Per quanto riguarda i requisiti minimi in termini di docenza si possono fare le seguenti osservazioni:

Il numero minimo di docenti per coppia di CdS (Laurea triennale, L3, e Laurea specialistica, LS), stabilito in 18 per il primo CdS della classe e 14 per i CdS successivi al primo, sembra abbastanza ragionevole (basti pensare che con gli attuali professori e ricercatori di ruolo sarebbero attivabili circa 3.000 corsi di laurea triennali ed altrettanti corsi di laurea specialistica soddisfacenti tali criteri minimi); una modesta diminuzione di questi valori (dell'ordine del 10-15%) sarebbe indubbiamente utile per le realtà di più recente istituzione, che non hanno ancora raggiunto una situazione di regime nella dotazione di risorse di docenza. Il requisito della disponibilità di risorse minime per i CdS, e tra queste di risorse minime di docenza di ruolo, dovrebbe però essere applicato in modo omogeneo a tutte le istituzioni universitarie, siano esse statali o non statali, a garanzia di qualità del servizio formativo.

La riduzione (ad es. da 18 a 15 e da 14 a 10) potrebbe essere giustificata da un maggior apporto di docenza dall'esterno (dal 10% al 20%), seguendo, in questo caso, la direzione di un rapporto più stretto con il mondo delle professioni (non sarebbe così se tutto il 20% fosse riservato a supplenze da altre Università).
La condivisione di insegnamenti tra più corsi della stessa classe nel primo anno è un fatto assai frequente e di proporzioni significative.
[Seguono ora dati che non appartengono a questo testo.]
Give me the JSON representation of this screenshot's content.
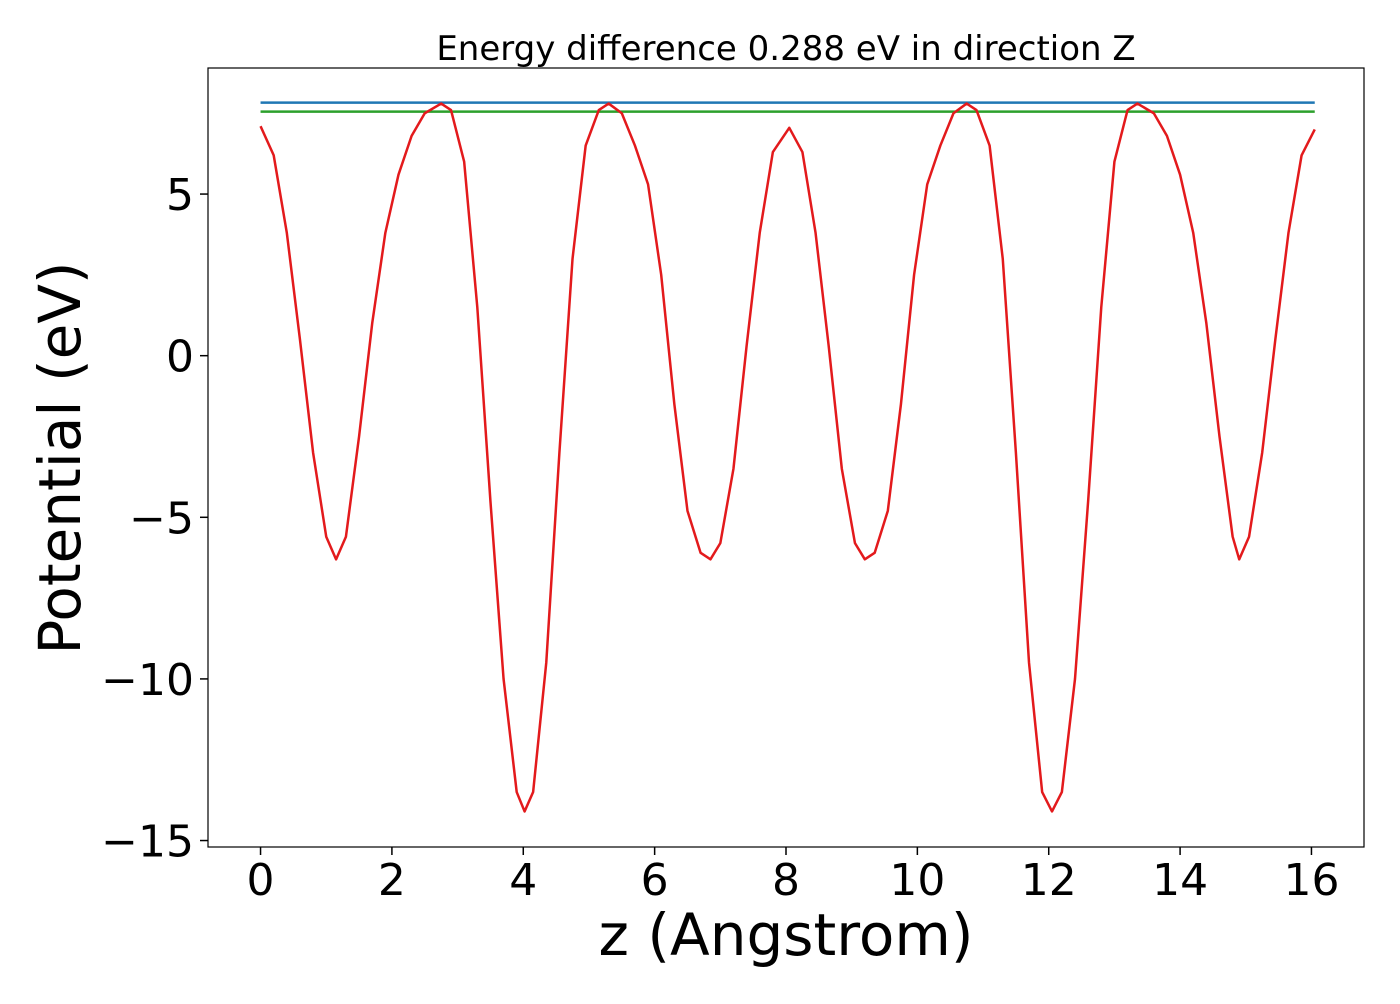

La riduzione da 18 a 14 per ogni corso successivo al primo non sembra tenere conto sufficientemente conto di questo.

Infine il Doc. 15/2001 introduce un vincolo relativo agli sdoppiamenti che, nella formulazione adottata, appare inaccettabile. Al paragrafo 2.2, 3° capoverso, afferma: "Nuovi corsi di laurea potranno considerarsi conformi ai criteri della programmazione solo se siano stati previamente disposti gli sdoppiamenti resi necessari per mantenere il numero degli studenti all'interno degli standard fissati." A parte il fatto che non si capisce cosa significhi la locuzione "all'interno degli standard fissati", l'obbligo appare assurdo: se infatti un CdS è troppo numeroso, l'Ateneo potrebbe correttamente decidere di differenziare l'offerta didattica istituendo due CdS nella stessa classe con obiettivi formativi diversi, invece che sdoppiare semplicemente il CdS esistente; ma la norma citata, presa alla lettera, impedirebbe questa ovvia soluzione. Piuttosto, al fine di conseguire l'obiettivo lasciando all'Ateneo la scelta del metodo più conveniente nella situazione specifica, sarebbe meglio disincentivare l'esistenza di CdS troppo numerosi, stabilendo, ad esempio, che il numero di studenti in corso utilizzabile nel calcolo del FFO non può superare il doppio (o il triplo) dell'indicatore IS relativo alla classe, moltiplicato per la durata legale del CdS stesso.
Anche in questo caso, il disincentivo dovrebbe venire annunciato e poi applicato tra un anno.

Per quanto riguarda i requisiti minimi relativi agli spazi, laboratori, biblioteche e servizi, la loro definizione, al momento attuale non può che rimanere vaga, perché sarebbe estremamente difficile verificare l'attendibilità dei dati forniti. Pertanto, finché non ci sarà una definizione precisa, è meglio non applicarli.
Sarebbe opportuno annunciare che vi sarà un'osservazione continua dei risultati ottenuti e delle valutazioni espresse, anche dagli studenti in merito ad un'adeguata disponibilità di risorse (docenza, attrezzature, servizi, ecc.).
Questa valutazione dovrà avere conseguenze nell'assegnazione di risorse.